The effects of the federal government shutdown are tangible and far-reaching, from longer airport-security lines to complications with food-assistance benefits. They’ve even begun affecting what school cafeterias serve.
The Vance County school district in North Carolina informed the public yesterday that it would be reducing school lunches to a “minimum level” to conserve funds and resources during the federal government shutdown. Minimum levels mean students will be served “one main dish, bread, two vegetables, one fruit, and milk,” but not bottled water, ice cream, or in some cases, fresh produce.
The school district’s Facebook post explains that fresh produce will be eliminated entirely from menus, except at elementary schools included in the Fresh Fruit & Vegetable Program, which “will be decreased to two days each week.” Bottled water and ice cream will not be restocked once current supplies are depleted. The district says its nutrition program is supported by federal funds, and that it hopes to resume normal lunch service if and when the shutdown ends. The post has been shared more than 1,000 times and has more than 100 comments, some of which argue where to lay the political blame for the shutdown, while others argue whether the reduced lunch options are really so bad.

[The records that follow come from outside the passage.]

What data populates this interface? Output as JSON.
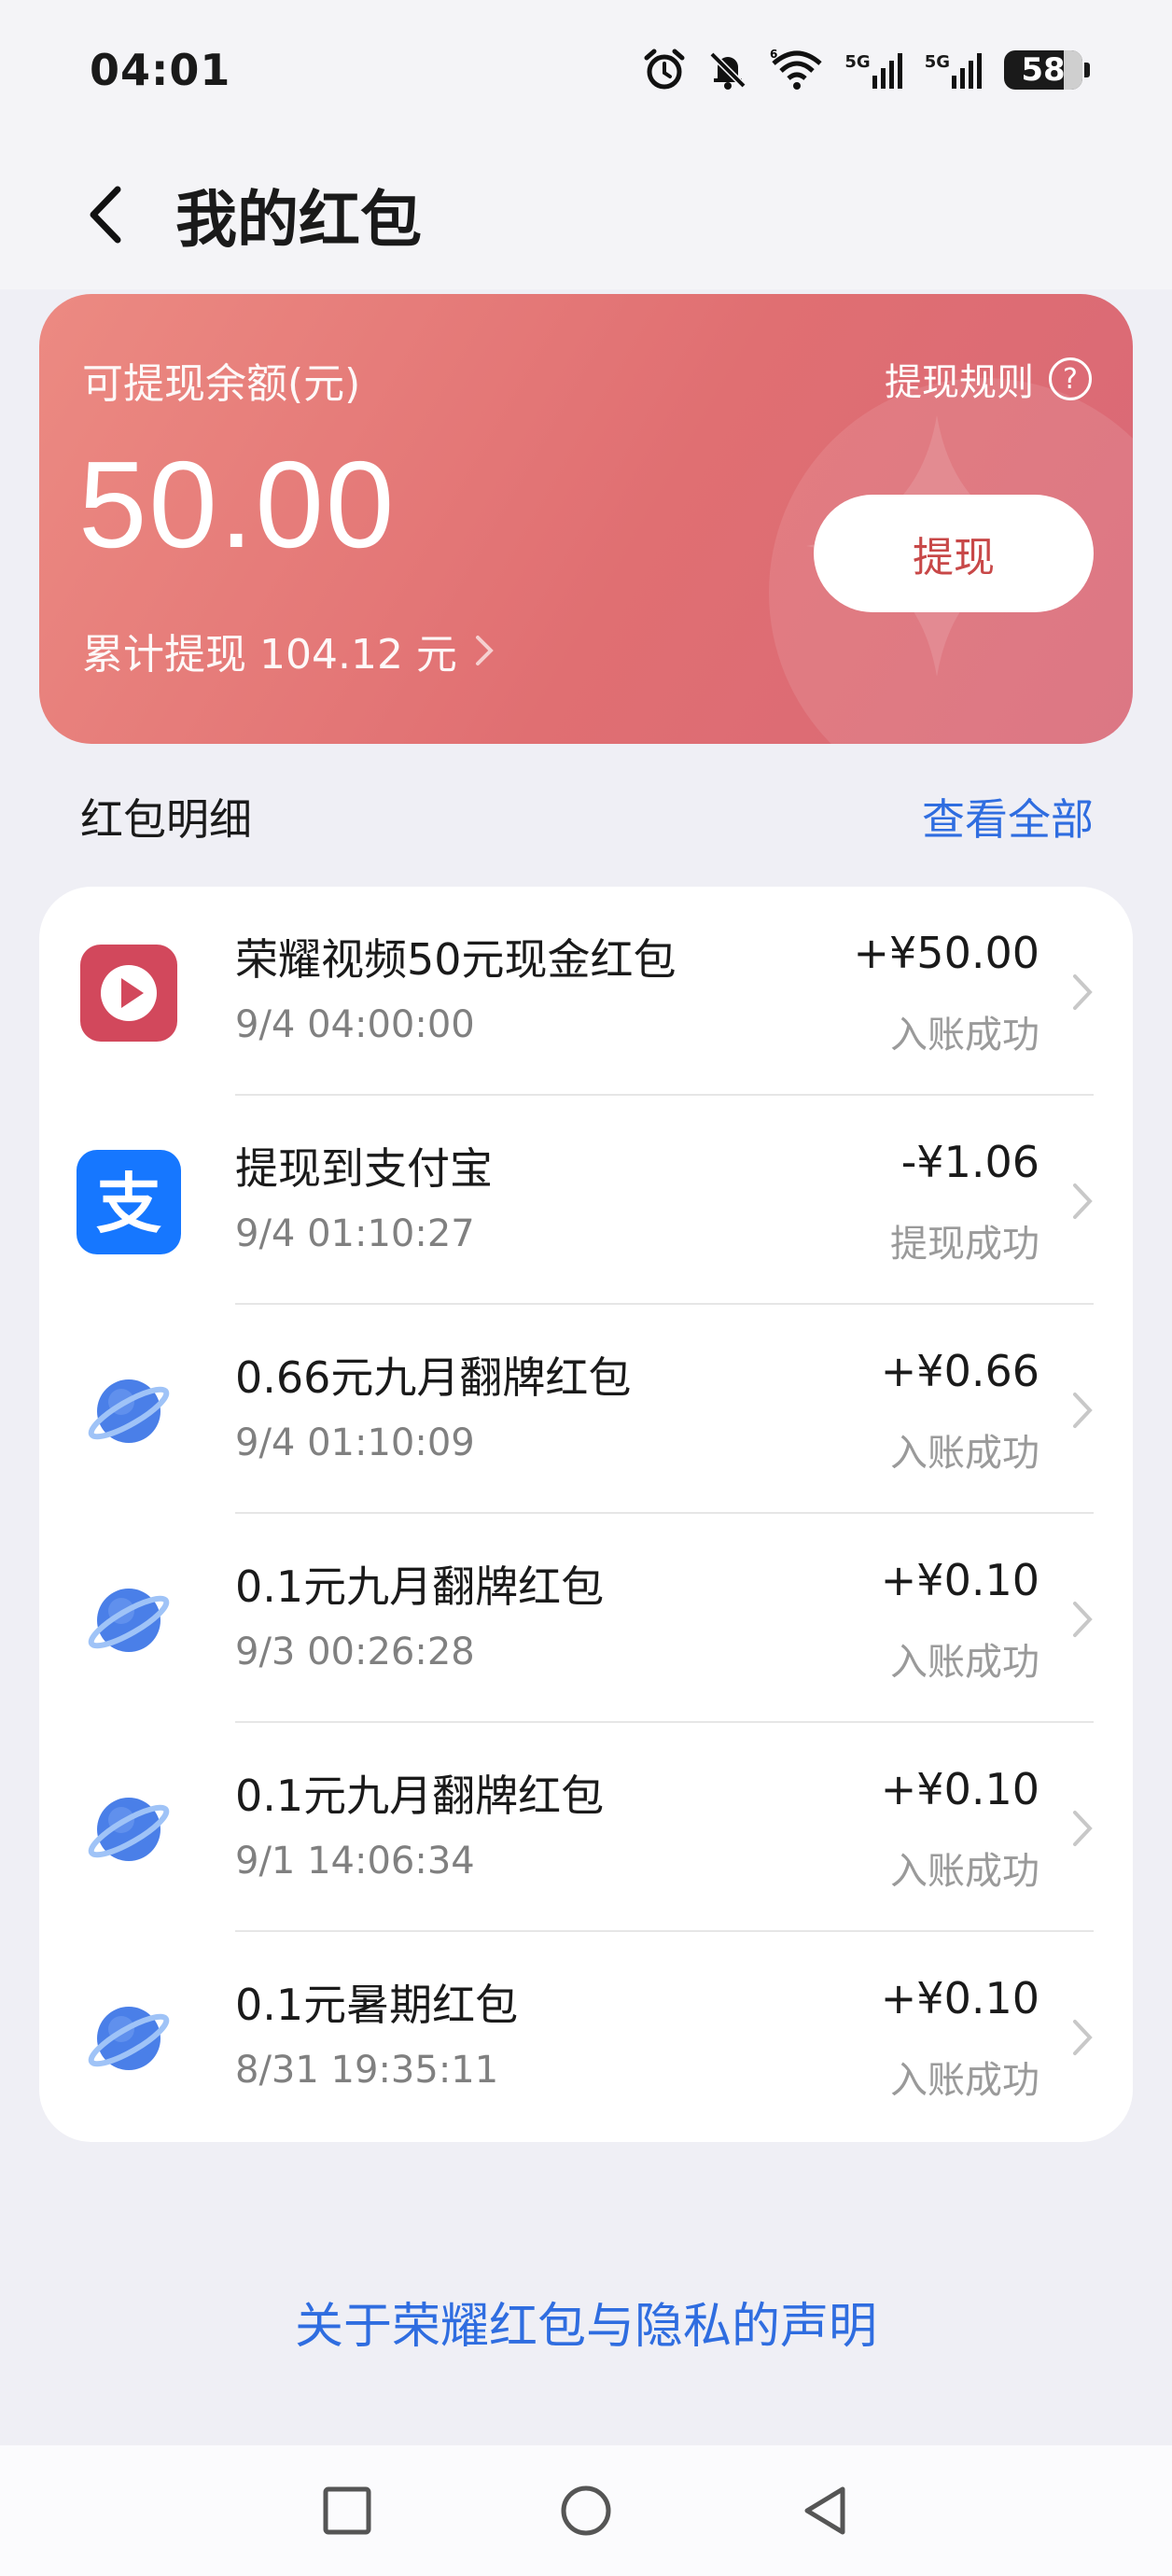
{
  "status": {
    "time": "04:01",
    "network_a": "5G",
    "network_b": "5G",
    "wifi_tag": "6",
    "battery": "58"
  },
  "header": {
    "title": "我的红包"
  },
  "balance": {
    "label": "可提现余额(元)",
    "amount": "50.00",
    "total": "累计提现 104.12 元",
    "rules_label": "提现规则",
    "withdraw_label": "提现"
  },
  "section": {
    "title": "红包明细",
    "view_all": "查看全部"
  },
  "items": [
    {
      "icon": "video-play-icon",
      "title": "荣耀视频50元现金红包",
      "time": "9/4 04:00:00",
      "amount": "+¥50.00",
      "status": "入账成功"
    },
    {
      "icon": "alipay-icon",
      "title": "提现到支付宝",
      "time": "9/4 01:10:27",
      "amount": "-¥1.06",
      "status": "提现成功"
    },
    {
      "icon": "planet-icon",
      "title": "0.66元九月翻牌红包",
      "time": "9/4 01:10:09",
      "amount": "+¥0.66",
      "status": "入账成功"
    },
    {
      "icon": "planet-icon",
      "title": "0.1元九月翻牌红包",
      "time": "9/3 00:26:28",
      "amount": "+¥0.10",
      "status": "入账成功"
    },
    {
      "icon": "planet-icon",
      "title": "0.1元九月翻牌红包",
      "time": "9/1 14:06:34",
      "amount": "+¥0.10",
      "status": "入账成功"
    },
    {
      "icon": "planet-icon",
      "title": "0.1元暑期红包",
      "time": "8/31 19:35:11",
      "amount": "+¥0.10",
      "status": "入账成功"
    }
  ],
  "footer": {
    "privacy": "关于荣耀红包与隐私的声明"
  },
  "colors": {
    "accent_blue": "#2f6de0",
    "card_red": "#e06f72",
    "withdraw_text": "#c84848"
  }
}
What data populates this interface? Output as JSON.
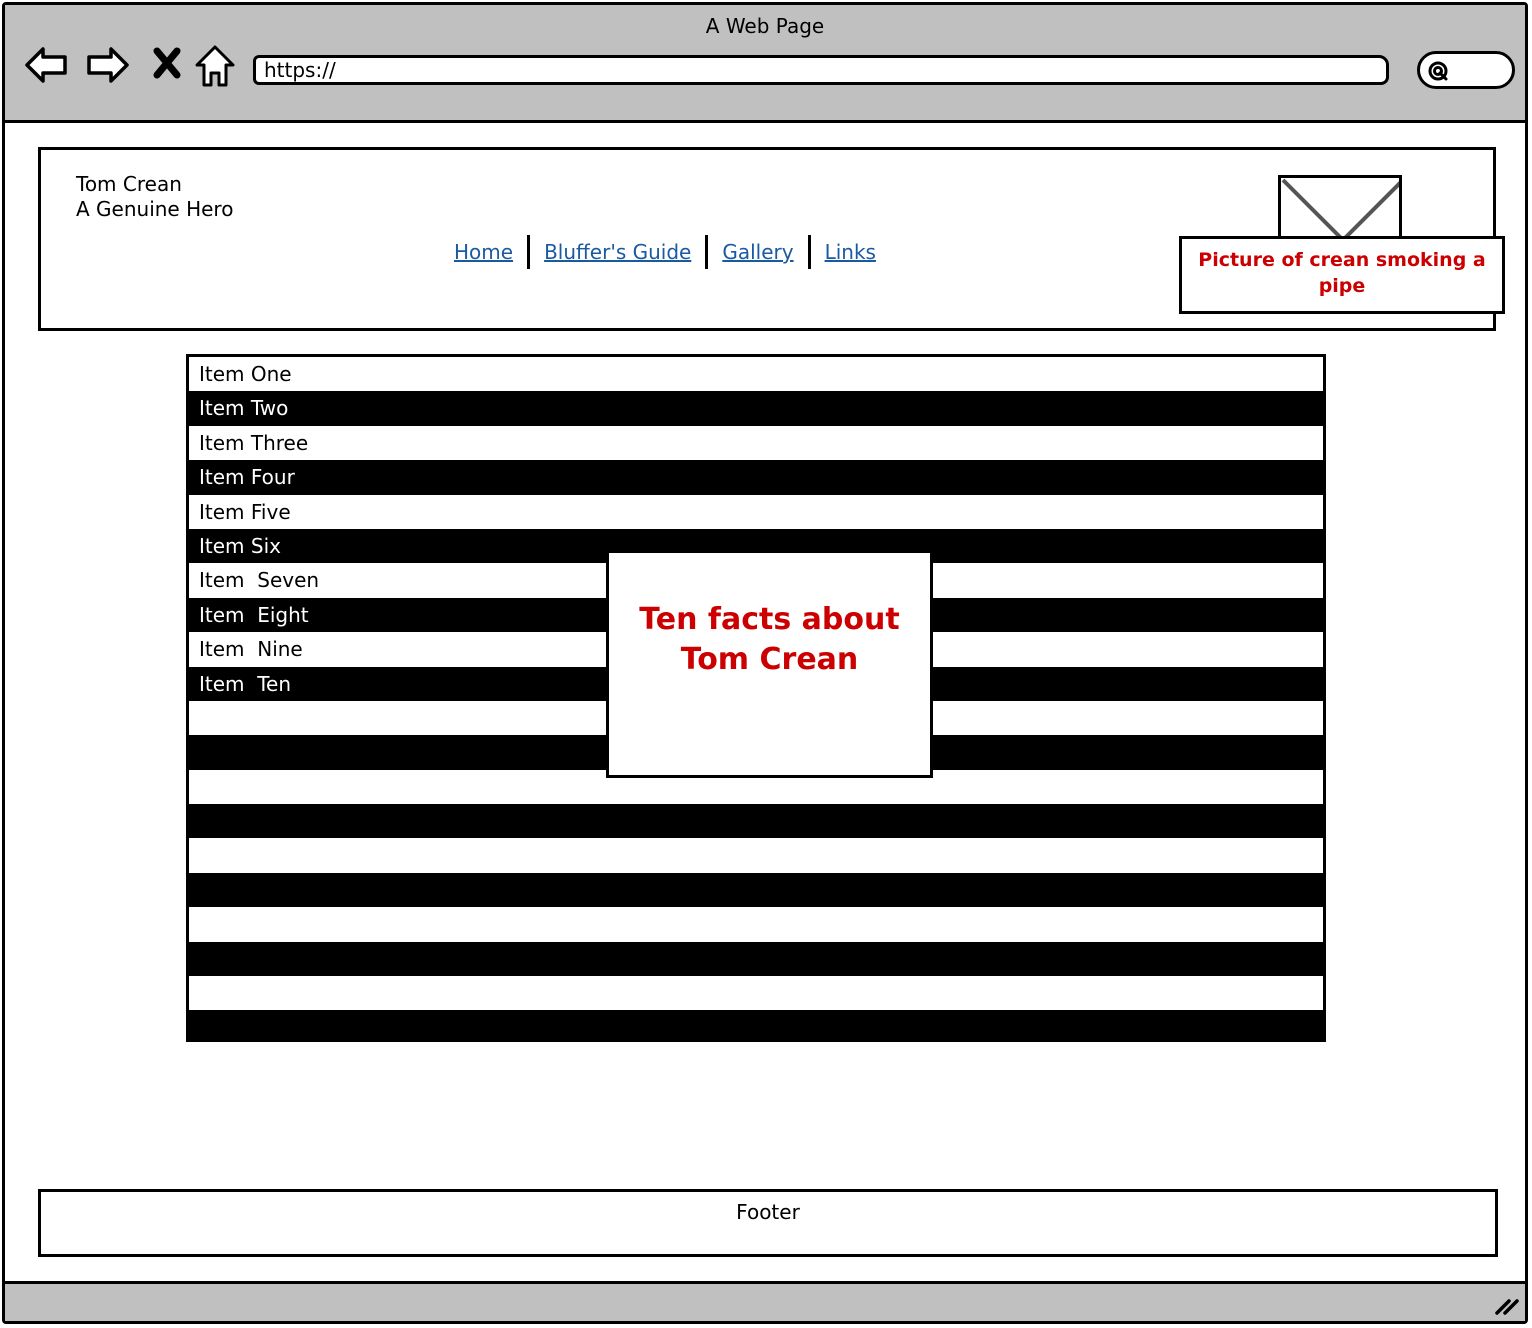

A woman who says she is a manager for a school cafeteria writes in one comment: “This is not so bad...they just won’t have 2 meat choices and nor snacks...most kids take the fresh fruit and throw it in the trash.” Others respond that for some children, a school lunch is the only meal they can count on eating all day. A calendar of the county’s school menus shows students would normally be served lunches such as pepperoni pizza, tuna salad with crackers, diced pears, steamed broccoli, applesauce cups, turnip greens, chicken sandwiches, mandarin chicken with sauce and rice, and “Oriental vegetables.”